They Warned Us


We can add this to the list of all the things going wrong in October. If it felt like a wave of renewed deflation built up and swept over markets and the global economy, it’s because that’s just what had happened. I don’t think it a random coincidence the WTI curve went contango and oil prices globally crashed when they did. Golden Weeks in China is always interesting, especially on the reopening.

There are two facts as they pertain to China in 2018. The first is the nation’s clear monetary trouble. The second is why it has (re)emerged.

The statistics for the first part were pretty grim last month, accounting for much of why October was such a major global mess. The People’s Bank of China has been forced into cutting back on monetary growth in base measures all year. This all changed in January, the same time the global economy began to come crashing back down from its low-level reflation in 2017.
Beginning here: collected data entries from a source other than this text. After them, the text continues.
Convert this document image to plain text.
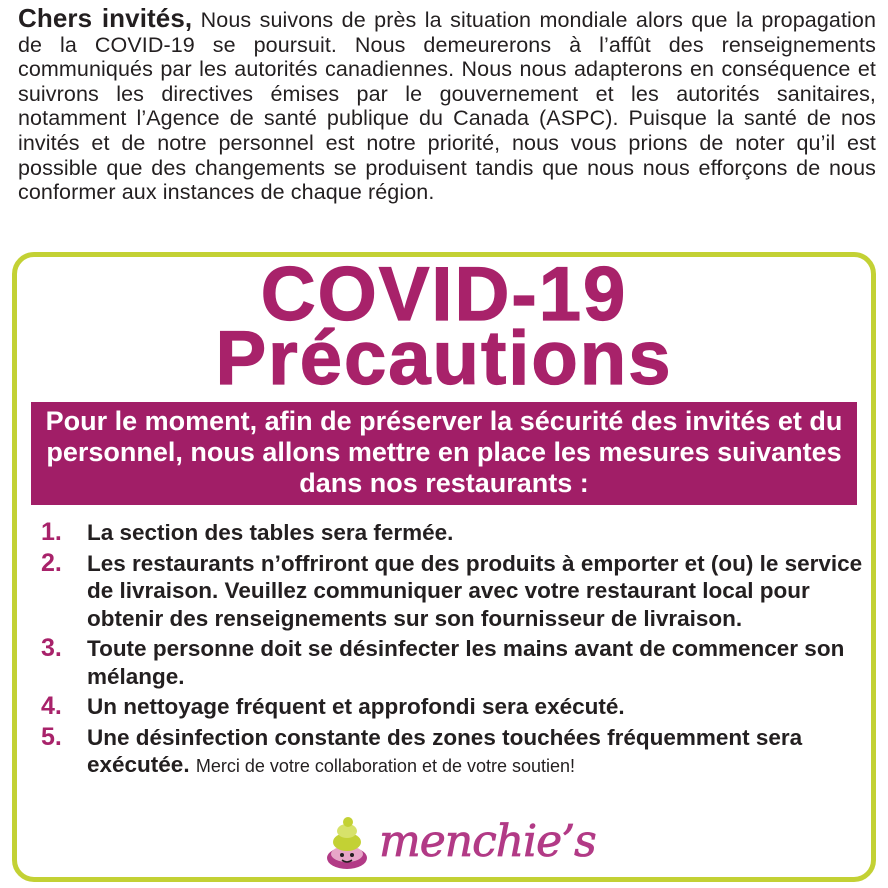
Chers invités, Nous suivons de près la situation mondiale alors que la propagation de la COVID-19 se poursuit. Nous demeurerons à l’affût des renseignements communiqués par les autorités canadiennes. Nous nous adapterons en conséquence et suivrons les directives émises par le gouvernement et les autorités sanitaires, notamment l’Agence de santé publique du Canada (ASPC). Puisque la santé de nos invités et de notre personnel est notre priorité, nous vous prions de noter qu’il est possible que des changements se produisent tandis que nous nous efforçons de nous conformer aux instances de chaque région.
COVID-19
Précautions
Pour le moment, afin de préserver la sécurité des invités et du personnel, nous allons mettre en place les mesures suivantes dans nos restaurants :
1. La section des tables sera fermée.
2. Les restaurants n’offriront que des produits à emporter et (ou) le service de livraison. Veuillez communiquer avec votre restaurant local pour obtenir des renseignements sur son fournisseur de livraison.
3. Toute personne doit se désinfecter les mains avant de commencer son mélange.
4. Un nettoyage fréquent et approfondi sera exécuté.
5. Une désinfection constante des zones touchées fréquemment sera exécutée. Merci de votre collaboration et de votre soutien!
menchie’s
Without foreign assets, eurodollars, flowing onto its balance sheet on the asset side the central bank can only restrict growth on the money (liability) side. Factoring the cash needs for the central government, the result has been an increasing squeeze on the RMB base. This includes, ominously, actual cash in circulation.

In October, currency issue expanded by just 2.6% year-over-year. That brings the 6-month average down to 2.7%, which is the lowest average (not counting New Year January/February distortions) in all of the published PBOC data. They’ve just about turned off the literal printing press in China.

For the banking system, the external monetary noose tightened much more. This, of course, was perfectly predictable. China’s central bank practically announced what was going to happen when it cut the RRR during this very month in question. I wrote when the country reopened from its National Holiday week last month:

The RRR cut signals that the reserve problem therefore dollar problem is anticipated to grow worse. The PBOC is actually telling us that they expect in the months ahead the same or perhaps bigger commitment to “stepped up support.” CNY doesn’t need support if there is no worsening “capital outflow” situation of retreating eurodollar funding.

This will require more monetary contraction in bank reserves than we’ve already seen. The central bank is forecasting more problems ahead.